Thursday, November 3, 2011

Crazy, Man

Len Deighton is best-known as a spy novelist who's also published several books of military history. In 1993, he tried his hand at a Spillane-ish noir concerning Los Angeles lawyer Mickey Murphy called Violent Ward.

During the closing days of the Rodney King trial, Murphy's law practice is sold to entrepreneur and sometime acquaintance Zach Petrovitch. Before the deal is finalized, Zach's wife Ingrid -- an old flame of Mickey's, naturally -- asks for his help because she says her life is in danger. Is it? Mickey can't be sure. He's also not sure about his client, fading leading man Budd Byron, who's asked him to get a gun but not through the official channels; about his law partner's dealings with a seedy evangelist; about his ex-wife who alternates between asking him for more money and threatening suicide; about some clients whose financial empire is looking a little shaky, and so on. Things will come to a head in the riots that follow the "not guilty" verdict given against the officers accused of beating King.
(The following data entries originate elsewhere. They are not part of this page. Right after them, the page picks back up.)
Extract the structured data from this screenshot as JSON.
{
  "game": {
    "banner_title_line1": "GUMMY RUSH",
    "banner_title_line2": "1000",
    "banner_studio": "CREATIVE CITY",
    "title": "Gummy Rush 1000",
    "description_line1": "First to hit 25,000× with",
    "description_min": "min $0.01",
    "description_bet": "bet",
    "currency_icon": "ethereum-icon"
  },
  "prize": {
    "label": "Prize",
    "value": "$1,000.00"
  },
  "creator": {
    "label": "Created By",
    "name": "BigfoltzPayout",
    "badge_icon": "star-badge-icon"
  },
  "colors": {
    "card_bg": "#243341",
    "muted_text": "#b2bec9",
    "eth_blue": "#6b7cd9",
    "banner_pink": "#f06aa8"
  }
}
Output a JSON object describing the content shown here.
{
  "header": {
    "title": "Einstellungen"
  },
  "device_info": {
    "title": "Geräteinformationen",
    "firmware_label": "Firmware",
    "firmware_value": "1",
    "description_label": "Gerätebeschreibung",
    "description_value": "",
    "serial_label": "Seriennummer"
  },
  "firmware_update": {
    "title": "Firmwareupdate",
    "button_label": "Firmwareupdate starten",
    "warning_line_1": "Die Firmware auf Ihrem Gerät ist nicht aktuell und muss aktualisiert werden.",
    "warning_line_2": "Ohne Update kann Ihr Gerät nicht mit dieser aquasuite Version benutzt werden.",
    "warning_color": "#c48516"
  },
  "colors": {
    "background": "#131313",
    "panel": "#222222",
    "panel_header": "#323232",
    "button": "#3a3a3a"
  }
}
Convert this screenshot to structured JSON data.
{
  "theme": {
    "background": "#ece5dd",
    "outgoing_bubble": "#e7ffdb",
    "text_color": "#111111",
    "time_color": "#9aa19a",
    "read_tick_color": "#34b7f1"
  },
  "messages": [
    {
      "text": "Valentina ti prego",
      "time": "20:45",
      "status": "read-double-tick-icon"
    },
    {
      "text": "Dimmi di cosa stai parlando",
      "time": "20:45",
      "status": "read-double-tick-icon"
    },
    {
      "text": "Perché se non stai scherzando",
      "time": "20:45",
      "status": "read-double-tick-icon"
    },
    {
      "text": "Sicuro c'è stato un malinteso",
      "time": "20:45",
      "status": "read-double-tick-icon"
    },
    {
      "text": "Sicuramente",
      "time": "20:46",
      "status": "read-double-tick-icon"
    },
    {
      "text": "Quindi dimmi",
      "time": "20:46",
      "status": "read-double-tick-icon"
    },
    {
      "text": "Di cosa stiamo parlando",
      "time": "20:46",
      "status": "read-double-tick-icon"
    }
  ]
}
Mickey narrates in a kind of 1940s tough-guy-on-wry patter. Even though the book is set in sunny 1990s Los Angeles it's not hard to picture it in black-and-white and filled with men wearing fedoras. There's some serious threatening and a little mayhem going on even before the riots, but the overall tone is snappy with the same kind of dry wit Deighton used in his Bernard Samson novels. Mickey lacks Samson's glum pessimism, perhaps a feature of the Los Angeles setting compared with Samson's dreary London and Berlin stages. The plot sometimes twists back on itself a little too hard, leaving us wondering for a moment just what's going on, but overall it's a fun path to follow.

Deighton would follow Violent Ward with the concluding trilogy of Bernard Samson novels, and some speculated that he might continue to write about Mickey Murphy and his classic Cadillac as they wove through the bizarre mix of reality and unreality of southern California. But sequels never materialized and the author seems more or less retired at 82, so this book remains Mickey's only chronicle.